There are two built-in settings, default' which is the default and `profile
which does more detailed profiling with more overhead.
To create your own you copy one of these settings files from JAVA_HOME/lib/jfr/default.jfc
to another location and
edit it. Alternatively you can use Java Mission Controls Template Manager (Window→Flight Recorder Template Manager) to
create a profile and export it to a file. Once you have your template file, you can use it in the command line or
JFR.start
command like this:
java -XX:StartFlightRecording=name=my-recording,maxage=2h,disk=true,filename=/tmp/jfr/my-recording.jfr,dumponexit=true,settings=/home/gamlor/my-profile-settings.jfc ....

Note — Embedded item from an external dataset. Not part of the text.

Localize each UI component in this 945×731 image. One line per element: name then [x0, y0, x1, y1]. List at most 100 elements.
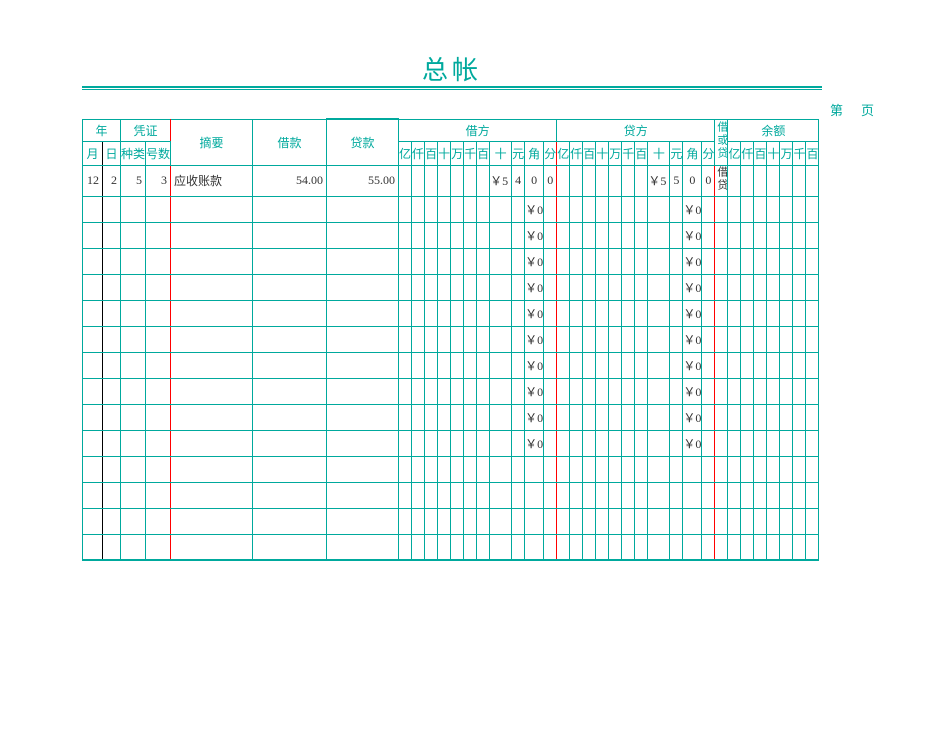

gamlor@gamlor-t470p ~> $JAVA_HOME/bin/jcmd 17578 JFR.start name=my-recording settings=/home/gamlor/my-profile-settings.jfc 17578: Started recording 3. No limit specified, using maxsize=250MB as default. Use jcmd 17578 JFR.dump name=my-recording filename=FILEPATH to copy recording data to file.
Happy Flight Recording!
Happy Flight Recording. I hope your project already runs on Java 11 or newer and you can use flight recording out of the box!